Business plan Flashcards
FORECASTING BS: how to forecast debt and other financial liabilities?
initially leave them out, then use them to balance the BS (usually as residual item), to impute interest expense for the period through an iterative process.
what are the second 5 steps to create a forecasting model?
project the BS (leaving out cash and debt), project the CF statement, balance the BS and calculate interest (these two steps are iterative and must be completed together), create a summary output page.
what are the 3 main categories of numerical assumptions one needs to make before forecasting?

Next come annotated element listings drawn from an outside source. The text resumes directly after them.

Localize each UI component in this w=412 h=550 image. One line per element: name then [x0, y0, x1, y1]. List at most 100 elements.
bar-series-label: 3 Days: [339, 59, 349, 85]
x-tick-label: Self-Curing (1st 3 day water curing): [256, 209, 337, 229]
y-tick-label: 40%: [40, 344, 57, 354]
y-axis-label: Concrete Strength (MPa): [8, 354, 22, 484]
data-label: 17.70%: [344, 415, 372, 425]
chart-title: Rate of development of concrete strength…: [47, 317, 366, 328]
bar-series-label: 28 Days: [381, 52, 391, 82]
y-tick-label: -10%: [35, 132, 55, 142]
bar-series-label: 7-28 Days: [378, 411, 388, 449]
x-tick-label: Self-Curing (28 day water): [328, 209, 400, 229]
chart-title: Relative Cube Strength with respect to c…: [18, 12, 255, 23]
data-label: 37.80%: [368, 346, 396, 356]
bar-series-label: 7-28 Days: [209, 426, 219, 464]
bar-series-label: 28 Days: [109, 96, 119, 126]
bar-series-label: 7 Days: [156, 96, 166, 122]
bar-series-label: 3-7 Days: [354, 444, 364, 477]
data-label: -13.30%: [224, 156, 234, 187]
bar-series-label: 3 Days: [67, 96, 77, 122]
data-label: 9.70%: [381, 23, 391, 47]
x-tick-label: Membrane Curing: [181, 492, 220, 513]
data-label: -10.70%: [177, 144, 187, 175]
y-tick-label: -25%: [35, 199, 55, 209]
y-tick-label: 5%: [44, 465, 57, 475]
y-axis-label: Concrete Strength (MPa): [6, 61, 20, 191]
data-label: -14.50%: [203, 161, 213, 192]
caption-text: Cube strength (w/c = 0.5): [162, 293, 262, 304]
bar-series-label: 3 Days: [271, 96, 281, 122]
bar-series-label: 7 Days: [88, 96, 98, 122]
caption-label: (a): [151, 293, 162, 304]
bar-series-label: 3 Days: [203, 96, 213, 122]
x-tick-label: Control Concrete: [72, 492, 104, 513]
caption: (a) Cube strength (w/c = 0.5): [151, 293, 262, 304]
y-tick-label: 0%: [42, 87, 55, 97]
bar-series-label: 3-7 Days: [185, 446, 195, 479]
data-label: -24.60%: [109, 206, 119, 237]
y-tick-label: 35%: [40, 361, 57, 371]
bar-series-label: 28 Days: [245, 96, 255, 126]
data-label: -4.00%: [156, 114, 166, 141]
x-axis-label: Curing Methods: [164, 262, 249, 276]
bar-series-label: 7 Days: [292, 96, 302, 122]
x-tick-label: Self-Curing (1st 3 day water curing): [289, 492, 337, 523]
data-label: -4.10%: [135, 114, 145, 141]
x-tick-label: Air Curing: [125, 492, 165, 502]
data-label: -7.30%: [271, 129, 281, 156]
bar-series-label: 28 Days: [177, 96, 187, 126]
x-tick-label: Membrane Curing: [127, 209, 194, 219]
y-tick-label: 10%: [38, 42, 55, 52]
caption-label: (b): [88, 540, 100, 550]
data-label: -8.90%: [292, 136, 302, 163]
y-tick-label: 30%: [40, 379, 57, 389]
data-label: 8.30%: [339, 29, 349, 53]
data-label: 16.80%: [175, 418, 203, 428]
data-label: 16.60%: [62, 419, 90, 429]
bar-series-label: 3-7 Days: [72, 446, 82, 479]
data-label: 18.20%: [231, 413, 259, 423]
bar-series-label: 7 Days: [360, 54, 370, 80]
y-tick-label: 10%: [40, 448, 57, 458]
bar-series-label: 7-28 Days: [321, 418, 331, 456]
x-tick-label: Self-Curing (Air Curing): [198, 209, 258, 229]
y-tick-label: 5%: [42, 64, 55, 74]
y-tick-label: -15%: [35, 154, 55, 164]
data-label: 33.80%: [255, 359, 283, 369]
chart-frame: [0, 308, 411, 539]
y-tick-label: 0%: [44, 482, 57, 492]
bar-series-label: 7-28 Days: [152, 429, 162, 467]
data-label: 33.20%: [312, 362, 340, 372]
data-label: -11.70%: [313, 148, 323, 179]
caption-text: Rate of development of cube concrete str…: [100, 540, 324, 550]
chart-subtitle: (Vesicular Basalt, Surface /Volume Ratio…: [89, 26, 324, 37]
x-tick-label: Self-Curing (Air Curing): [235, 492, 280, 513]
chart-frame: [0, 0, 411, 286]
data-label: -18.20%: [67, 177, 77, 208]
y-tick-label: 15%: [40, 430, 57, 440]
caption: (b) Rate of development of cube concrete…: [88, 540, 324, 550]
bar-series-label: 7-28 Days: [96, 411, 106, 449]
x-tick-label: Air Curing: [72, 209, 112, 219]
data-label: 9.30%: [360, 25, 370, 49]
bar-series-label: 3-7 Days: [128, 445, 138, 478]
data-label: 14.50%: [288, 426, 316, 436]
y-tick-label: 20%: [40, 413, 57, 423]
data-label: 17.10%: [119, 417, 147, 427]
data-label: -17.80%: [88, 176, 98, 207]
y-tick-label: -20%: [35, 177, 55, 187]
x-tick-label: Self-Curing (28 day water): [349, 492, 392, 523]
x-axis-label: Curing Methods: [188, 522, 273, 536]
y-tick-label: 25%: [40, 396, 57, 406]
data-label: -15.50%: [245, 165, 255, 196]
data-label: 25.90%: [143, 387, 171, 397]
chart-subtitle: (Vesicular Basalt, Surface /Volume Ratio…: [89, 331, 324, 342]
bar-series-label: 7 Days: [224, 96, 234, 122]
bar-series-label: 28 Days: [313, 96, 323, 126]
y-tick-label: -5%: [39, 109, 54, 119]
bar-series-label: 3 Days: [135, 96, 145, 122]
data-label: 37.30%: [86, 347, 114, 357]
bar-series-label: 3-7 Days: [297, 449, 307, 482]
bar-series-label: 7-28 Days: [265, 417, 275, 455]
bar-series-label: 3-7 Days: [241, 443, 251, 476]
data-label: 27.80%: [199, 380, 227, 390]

macroeconomic (inflation, GDP growth). evolution of key financials (sales growth, working capital, R&D expense, CAPEX) and capital structure (leverage and sources of financing, fiscal policy in the long term).
FORECASTING IS: how does one estimate interest expense?
initially leave it out, come back to it when balancing the BS and estimating debt.
how many historical financials does one need to calculate the ratios?
3-5 years usually
how does the cash sweep work?
if CADR is positive it goes to repay debt, if it is negative the company must take up debt in order to meet the restricted cash needs.
FORECASTING IS: how to estimate COGS and SG&A?
historical % of revenues and comparable analysis.
what are important ratios to calculate for forecasting?
margins from the IS, growth rate of key financials, turnovers and days for payables, receivables and inventory from the BS.
FORECASTING IS: how to estimate tax expense?
either use the marginal or actual tax rate.
FORECASTING BS: how to estimate goodwill?
keep it flat
FORECASTING BS: how to estimate changes in operating WC?
use payables, receivables and inventory days.
what are the things one should clearly define when pinpointing the actions needed to pursue the company’s strategy?
which objective is the action achieving? what is the future impact of this action on financial statements? when will this action take place and how long will it last? what are risks related to it?
FORECASTING IS: how to estimate D&A?
as a % of PPE and intangibles at the beginning of the period.
what should you consider when making assumptions about the evolution of key ratios?
historical trends, strategic assessment and comparables.
how to calculate cash available for debt repayment?
operating CF + investing CF + equity issuance - dividends/repurchases - restricted cash.